IRAs can be valuable to your overall retirement plan due to their tax advantages. For the most part all you need is taxable income to get started. So how do you decide which is best?
Compare Roth and traditional IRAs side by side.
While there are several types of IRAs, the most common by far are Roth IRAs and traditional IRAs. The major difference between the two types of accounts is when your contributions and earnings are taxed. Other differences include contribution and income limits, as well as age requirements and withdrawal penalties.
Take a look at the following chart for a basic overview of the two types of accounts.
|Roth IRA||Traditional IRA|
|Tax benefits||No tax deduction on contributions
Interest earned in the IRA is tax-free.
|Tax deduction on contributions
Interest earned in the IRA is tax-deferred until you take it out in retirement.
|Contribution limits||$5,500 age 49 and younger; $6,500 age 50 or older||Same as Roth|
|Income limits||Income affects how much you can contribute. Current limits||Income does not affect how much you can contribute.
Income (and whether you have an employer-sponsored retirement plan) can affect deduction amounts.
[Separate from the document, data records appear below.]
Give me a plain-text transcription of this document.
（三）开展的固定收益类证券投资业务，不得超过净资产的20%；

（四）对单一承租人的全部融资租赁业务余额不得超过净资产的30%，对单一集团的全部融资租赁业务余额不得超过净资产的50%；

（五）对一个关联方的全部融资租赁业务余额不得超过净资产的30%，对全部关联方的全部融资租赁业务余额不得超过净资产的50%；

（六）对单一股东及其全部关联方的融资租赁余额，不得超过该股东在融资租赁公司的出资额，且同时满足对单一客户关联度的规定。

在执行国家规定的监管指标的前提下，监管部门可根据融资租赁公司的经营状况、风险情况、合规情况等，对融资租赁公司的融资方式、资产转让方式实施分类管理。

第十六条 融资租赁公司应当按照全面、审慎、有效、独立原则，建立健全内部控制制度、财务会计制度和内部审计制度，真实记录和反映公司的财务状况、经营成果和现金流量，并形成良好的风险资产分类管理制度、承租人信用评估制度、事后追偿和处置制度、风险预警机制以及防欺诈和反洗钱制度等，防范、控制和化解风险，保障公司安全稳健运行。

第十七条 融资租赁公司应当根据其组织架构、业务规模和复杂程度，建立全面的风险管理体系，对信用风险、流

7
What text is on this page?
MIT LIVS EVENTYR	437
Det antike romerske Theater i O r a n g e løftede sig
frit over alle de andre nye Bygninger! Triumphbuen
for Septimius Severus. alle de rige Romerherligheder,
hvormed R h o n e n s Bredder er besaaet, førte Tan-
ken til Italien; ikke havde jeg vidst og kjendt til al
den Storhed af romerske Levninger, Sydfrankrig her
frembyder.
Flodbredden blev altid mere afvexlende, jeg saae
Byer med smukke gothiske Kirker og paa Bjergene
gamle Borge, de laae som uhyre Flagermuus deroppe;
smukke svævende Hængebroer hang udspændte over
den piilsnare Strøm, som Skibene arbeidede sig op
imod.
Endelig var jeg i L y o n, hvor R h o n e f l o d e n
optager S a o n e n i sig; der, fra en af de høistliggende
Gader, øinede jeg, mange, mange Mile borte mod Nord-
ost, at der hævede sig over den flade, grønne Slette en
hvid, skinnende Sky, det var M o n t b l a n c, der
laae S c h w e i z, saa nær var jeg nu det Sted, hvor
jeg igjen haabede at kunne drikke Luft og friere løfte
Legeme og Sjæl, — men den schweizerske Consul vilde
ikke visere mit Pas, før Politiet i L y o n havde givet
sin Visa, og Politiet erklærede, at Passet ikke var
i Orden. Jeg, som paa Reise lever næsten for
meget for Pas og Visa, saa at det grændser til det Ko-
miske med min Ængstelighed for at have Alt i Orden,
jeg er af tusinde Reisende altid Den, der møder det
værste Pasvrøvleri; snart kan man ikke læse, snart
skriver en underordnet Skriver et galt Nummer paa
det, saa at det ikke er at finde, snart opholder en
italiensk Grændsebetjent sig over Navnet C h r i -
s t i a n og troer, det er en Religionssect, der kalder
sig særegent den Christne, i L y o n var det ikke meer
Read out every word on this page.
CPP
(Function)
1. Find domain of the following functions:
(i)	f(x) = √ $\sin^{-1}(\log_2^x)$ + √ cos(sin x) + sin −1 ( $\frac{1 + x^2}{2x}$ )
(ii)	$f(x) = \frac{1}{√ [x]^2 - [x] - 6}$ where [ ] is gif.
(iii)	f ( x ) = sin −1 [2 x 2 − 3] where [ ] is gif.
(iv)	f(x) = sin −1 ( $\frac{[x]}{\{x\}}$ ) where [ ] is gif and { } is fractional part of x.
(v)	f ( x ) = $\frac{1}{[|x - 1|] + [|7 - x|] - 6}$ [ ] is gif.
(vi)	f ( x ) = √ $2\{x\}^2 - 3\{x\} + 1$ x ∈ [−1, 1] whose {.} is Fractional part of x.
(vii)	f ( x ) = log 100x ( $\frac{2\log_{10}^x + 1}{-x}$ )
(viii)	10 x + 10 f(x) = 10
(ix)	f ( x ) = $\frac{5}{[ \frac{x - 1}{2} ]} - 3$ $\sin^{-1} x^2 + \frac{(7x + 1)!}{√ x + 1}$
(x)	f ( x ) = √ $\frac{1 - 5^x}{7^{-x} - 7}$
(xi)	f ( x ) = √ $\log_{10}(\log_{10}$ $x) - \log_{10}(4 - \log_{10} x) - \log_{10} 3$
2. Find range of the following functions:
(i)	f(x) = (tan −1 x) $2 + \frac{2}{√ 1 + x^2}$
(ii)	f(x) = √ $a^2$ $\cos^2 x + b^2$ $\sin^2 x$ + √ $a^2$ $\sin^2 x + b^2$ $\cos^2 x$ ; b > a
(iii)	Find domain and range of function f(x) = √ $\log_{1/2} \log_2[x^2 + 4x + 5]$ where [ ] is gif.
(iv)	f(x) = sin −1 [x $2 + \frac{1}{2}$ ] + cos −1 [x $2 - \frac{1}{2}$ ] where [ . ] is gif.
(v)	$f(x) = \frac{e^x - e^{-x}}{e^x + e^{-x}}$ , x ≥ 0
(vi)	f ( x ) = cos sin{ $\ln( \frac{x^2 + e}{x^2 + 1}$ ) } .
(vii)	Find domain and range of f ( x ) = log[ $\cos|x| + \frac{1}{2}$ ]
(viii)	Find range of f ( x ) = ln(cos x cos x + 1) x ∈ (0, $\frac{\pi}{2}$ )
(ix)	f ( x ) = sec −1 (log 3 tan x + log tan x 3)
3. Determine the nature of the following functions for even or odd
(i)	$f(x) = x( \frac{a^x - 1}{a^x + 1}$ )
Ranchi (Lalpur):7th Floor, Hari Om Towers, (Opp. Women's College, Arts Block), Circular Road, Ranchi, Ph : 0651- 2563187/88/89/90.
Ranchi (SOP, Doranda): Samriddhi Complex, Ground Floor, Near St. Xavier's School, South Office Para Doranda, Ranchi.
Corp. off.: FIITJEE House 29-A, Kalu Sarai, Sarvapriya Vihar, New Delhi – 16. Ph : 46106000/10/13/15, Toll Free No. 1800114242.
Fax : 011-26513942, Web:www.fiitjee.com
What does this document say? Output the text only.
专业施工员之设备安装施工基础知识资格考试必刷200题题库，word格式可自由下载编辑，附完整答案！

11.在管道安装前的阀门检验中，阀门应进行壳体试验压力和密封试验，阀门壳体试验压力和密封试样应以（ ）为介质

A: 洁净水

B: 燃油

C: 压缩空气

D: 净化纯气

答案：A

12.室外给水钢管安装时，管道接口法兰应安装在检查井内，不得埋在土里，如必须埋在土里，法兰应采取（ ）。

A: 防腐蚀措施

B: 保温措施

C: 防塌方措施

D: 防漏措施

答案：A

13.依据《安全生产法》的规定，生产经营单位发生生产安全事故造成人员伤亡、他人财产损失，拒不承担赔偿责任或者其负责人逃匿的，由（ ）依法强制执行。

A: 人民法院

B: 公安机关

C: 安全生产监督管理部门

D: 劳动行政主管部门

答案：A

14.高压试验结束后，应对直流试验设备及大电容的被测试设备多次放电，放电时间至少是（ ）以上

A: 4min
|Age requirements||Contribute at any age
|Contribute until age 70½
|Distributions||Take your contributions out at any time without paying additional tax or a penalty.
Take earnings out without tax or penalty once you are 59½ or older (if the money has been in the IRA for at least five years).
|Distributions taken after age 59½ are taxed at your tax rate at the time of the distribution.|
|Required minimum distributions||No mandatory withdrawals during your lifetime||You must begin taking required minimum distributions at age 70½.|
|Early withdrawal penalties||Withdrawals of earned interest before age 59½ may be subject to taxes and penalties.||Withdrawals made before age 59½ are taxed at your tax rate at the time of the withdrawal and may be subject to a 10% penalty.
As you can see, both types of IRAs are governed by various rules—it’s the IRS, after all. But understanding a few key concepts can help you determine which type makes the most sense for your situation.
Understand how your income affects your eligibility.
You can’t contribute to a Roth IRA if your income exceeds government-set limits, so if that’s the case for you, your decision is already made. Check here on the IRS website to see if your income allows you to be eligible for a Roth IRA.
There are no income limits for contributions to traditional IRAs. However, your deduction may be limited if you (or your spouse, if you are married) are covered by a retirement plan at work and your income exceeds certain levels. Again, you’ll want to check the IRS website for deduction limits affected by income.
Figure out when you want your tax break.
With a traditional IRA, you can take a deduction (subject to income limits) toward your savings, up to an amount specified by the IRS. Your money is taxed when you make withdrawals during retirement, which you can begin taking without penalty at age 59½.
Contributions are made to a Roth IRA after tax, and distributions are tax-free after age 59½. Since you pay taxes on the front end, you don’t have to worry about paying taxes on your retirement withdrawals.
Consider where you are in your career.
Financial planners generally recommend the Roth IRA if you’re just starting out. Since you already pay taxes up front, you don’t pay taxes on your withdrawals in retirement. Plus, you have all those years of tax-free growth to boot, since the earnings in a Roth IRA are tax-free.
A traditional IRA can make sense if you are closer to retirement, or if you expect your income to be significantly reduced when you stop working. That’s because you get a tax deduction on your contributions right away, but pay taxes later on your withdrawals.
Once you have a basic understanding of the differences between Roth and traditional IRAs, it’s a good idea to visit the Internal Revenue Service website for specific, up-to-date information. In addition, a tax professional can help you get the right mix of retirement savings products for your situation.